With summer came an opportunity for CPS to take a step back and recalibrate. Now, with a new and valuable partner — TC’s recently launched Digital Futures Institute — CPS has launched a five-part “Spring Series: Practical Tools for Educators in Uncertain Times” which distills lessons learned during the past year.
“We are trying to model the kind of pedagogy we hope people can use in online spaces — modeling that can provide educators with ideas of what Teachers College has identified as effective online practices,” Deiner says.
The free interactive sessions feature a cross-section of TC departments and faculty.
“So much has happened over the last year that we wanted to provide the departments and faculty with an opportunity to identify and lead discussions on topics of relevance and importance,” says Deiner.

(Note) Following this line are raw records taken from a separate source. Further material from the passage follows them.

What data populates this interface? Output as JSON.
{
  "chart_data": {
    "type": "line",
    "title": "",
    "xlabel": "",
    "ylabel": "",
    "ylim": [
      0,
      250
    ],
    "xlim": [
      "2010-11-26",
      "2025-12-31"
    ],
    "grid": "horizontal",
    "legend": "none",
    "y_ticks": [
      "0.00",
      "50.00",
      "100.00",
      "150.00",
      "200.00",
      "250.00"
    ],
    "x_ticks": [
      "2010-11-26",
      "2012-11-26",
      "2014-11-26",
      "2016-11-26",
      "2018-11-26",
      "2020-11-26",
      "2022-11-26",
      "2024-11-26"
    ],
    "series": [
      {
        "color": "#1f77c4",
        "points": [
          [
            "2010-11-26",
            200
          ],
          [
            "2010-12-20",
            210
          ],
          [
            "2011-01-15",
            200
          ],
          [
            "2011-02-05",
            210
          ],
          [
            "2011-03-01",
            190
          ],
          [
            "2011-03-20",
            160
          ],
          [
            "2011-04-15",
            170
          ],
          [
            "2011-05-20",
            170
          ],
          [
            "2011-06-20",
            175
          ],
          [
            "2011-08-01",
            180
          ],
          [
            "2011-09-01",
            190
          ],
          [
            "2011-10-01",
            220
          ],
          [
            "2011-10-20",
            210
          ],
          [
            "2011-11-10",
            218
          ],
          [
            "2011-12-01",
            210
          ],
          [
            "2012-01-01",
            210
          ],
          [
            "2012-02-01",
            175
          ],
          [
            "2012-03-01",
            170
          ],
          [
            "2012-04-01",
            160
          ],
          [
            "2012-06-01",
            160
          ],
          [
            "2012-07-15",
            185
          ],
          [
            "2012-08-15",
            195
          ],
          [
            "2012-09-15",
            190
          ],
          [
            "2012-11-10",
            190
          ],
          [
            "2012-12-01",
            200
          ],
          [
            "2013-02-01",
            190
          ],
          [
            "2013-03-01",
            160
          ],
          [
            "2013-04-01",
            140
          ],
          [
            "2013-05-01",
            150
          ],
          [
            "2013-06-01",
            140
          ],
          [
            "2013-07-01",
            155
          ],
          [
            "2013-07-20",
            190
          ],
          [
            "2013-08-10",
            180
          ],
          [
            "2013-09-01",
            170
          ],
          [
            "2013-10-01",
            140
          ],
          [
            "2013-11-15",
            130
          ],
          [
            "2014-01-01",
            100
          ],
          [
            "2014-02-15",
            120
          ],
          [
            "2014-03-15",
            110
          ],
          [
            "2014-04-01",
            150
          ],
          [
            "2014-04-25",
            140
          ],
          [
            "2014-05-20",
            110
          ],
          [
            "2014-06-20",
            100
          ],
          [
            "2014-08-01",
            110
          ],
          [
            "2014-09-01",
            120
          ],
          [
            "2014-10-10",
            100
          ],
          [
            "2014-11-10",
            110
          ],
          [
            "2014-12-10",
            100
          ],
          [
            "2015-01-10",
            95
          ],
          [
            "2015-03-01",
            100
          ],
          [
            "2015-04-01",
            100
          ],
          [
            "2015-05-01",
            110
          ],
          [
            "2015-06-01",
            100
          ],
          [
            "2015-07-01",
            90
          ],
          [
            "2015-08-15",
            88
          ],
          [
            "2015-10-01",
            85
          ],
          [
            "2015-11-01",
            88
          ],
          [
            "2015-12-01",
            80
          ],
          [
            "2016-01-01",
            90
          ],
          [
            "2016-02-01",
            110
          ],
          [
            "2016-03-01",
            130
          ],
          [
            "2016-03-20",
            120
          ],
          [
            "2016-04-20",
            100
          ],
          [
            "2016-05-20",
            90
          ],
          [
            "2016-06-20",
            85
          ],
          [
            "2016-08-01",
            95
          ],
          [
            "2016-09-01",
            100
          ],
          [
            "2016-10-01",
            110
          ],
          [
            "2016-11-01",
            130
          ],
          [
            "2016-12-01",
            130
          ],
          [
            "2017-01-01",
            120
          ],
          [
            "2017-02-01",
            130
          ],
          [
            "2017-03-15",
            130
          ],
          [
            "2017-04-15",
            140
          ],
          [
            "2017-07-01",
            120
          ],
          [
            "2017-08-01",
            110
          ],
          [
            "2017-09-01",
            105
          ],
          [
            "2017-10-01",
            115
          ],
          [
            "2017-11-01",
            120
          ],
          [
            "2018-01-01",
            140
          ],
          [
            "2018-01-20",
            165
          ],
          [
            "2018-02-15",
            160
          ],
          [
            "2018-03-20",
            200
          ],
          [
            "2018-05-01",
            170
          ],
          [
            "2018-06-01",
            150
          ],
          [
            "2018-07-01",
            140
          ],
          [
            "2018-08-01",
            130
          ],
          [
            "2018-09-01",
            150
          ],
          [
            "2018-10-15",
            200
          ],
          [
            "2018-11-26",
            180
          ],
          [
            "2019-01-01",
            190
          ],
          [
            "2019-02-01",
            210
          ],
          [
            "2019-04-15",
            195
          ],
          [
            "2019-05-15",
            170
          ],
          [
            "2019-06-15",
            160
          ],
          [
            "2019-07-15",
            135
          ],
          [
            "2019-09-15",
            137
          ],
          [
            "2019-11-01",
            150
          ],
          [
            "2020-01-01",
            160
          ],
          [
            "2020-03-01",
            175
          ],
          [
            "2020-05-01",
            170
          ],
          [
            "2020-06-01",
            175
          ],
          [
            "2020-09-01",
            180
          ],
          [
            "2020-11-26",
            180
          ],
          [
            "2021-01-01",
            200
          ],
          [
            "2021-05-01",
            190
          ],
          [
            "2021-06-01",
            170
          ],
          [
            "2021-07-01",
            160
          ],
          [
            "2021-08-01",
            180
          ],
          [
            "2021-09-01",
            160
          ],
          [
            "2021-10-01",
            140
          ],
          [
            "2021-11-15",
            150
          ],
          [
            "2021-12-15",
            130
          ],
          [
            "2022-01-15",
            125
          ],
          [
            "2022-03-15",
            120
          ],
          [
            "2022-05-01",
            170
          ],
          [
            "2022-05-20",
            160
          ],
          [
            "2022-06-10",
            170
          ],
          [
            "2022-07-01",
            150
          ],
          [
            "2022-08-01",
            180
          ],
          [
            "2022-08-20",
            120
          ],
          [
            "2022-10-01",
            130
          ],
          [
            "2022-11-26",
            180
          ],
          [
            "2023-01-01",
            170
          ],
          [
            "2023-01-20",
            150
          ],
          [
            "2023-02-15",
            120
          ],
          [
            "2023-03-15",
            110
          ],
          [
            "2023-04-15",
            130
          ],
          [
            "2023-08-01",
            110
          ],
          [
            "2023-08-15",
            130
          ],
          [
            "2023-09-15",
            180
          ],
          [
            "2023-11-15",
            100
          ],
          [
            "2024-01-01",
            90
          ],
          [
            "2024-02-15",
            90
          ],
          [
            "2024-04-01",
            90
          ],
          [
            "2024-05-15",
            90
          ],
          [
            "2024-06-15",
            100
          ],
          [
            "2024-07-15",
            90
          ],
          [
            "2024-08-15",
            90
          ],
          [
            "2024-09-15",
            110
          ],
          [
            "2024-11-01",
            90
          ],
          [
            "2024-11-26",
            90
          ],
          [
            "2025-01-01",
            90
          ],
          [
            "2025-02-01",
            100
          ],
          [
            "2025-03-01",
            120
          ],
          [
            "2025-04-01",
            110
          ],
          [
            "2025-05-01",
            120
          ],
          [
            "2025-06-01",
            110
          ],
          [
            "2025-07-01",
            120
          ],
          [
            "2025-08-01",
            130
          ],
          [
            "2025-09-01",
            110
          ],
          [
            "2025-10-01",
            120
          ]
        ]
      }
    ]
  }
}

We are trying to model the kind of pedagogy we hope people can use in online spaces — modeling that can provide educators with ideas of what Teachers College has identified as effective online practices.
—Amy Deiner, Director of Academic Program Planning
On Thursday, April 1st, at 6 p.m., the second installment in the new series will feature author and Associate Professor of English Education Yolanda Sealey-Ruiz and her former TC doctoral student, education consultant Angel Acosta (Ed.D. ’20) of the 400 Years of Inequality Project, in leading a discussion on “Healing-Centered & Trauma-Informed Practices for K-12 Educators.”
Sealey-Ruiz and Acosta will focus on strategies to support children both emotionally and academically, particularly in light of recent racist violence, as remote learning in many locales stretches into its second year. [Read a profile of Acosta from Teachers College’s 2020 Graduates Gallery.]
The session with Sealey-Ruiz and Acosta follows the series’ inaugural segment, Tools for Collaborative Making in Every Classroom: Lessons from Studio Art Teachers, in which a panel discussion moderated by with Professor of Art & Art Education Richard Jochum spotlighted the strategies of studio instructors teaching art online during the pandemic.
The subsequent sessions in the series, all at 4 p.m, are:
April 9 – The First Step: Strategies for Lowering Anxiety in English Language Learners, with Linguistics & TESOL Lecturer Sarah Creider. Noting that “many teachers are faced with a catch-22, where the goal of promoting student confidence directly conflicts with institutional goals such as test preparation,” Creider starts with the premise that “we need to acknowledge this conflict, and to openly discuss the societal, institutional, and classroom-based sources of student anxiety.”
I love the idea of digital as an access point to Teachers College. It doesn’t require educators to travel here. And a district doesn’t have to worry about cost because the webinars are free. It’s just a great way to experience the Teachers College community.
—Amy Deiner, Director of Academic Program Planning
April 12 – Collaborative Curriculum Development facilitated by Jacqueline Simmons, Vice Chair, Department of Curriculum & Teaching and Director, Master of Education Program in Curriculum & Teaching. The discussion will center on TC's Black Paint Curriculum Lab, which she established to “help students expand upon the ways they view curricula — whether that's in education, pop culture or public spaces,” says Simmons, who has advised international and New York City-based NGOs, schools, universities, arts-based organizations and museums, and even co-designed a social innovation toolkit for use by the Rockefeller Foundation with NGOs and social-sector practitioners. [Read a story about Simmons’ online teaching.]
April 14 – Teaming for Change During and Beyond COVID-19: The Promise of a Developmental Approach with Professor of Education Ellie Drago-Severson. “We are living, teaching, learning, and leading in the context of ultimate adaptive challenges,” says Drago-Severson, who coaches many education leaders. “Perhaps more than ever before, we need to support each other and collaborate even more effectively as we navigate the urgent global challenges of the COVID-19, Racial, and Economic Pandemics and create, together, futures grounded in racial and educational justice.” [Read a story in which Drago-Severson and other faculty members at Teachers College discuss the challenges facing school leaders during the pandemic.]
“I love the idea of digital as an access point to Teachers College,” said Deiner. “It doesn’t require educators to travel here. And a district doesn’t have to worry about cost because the webinars are free. It’s just a great way to experience the Teachers College community.”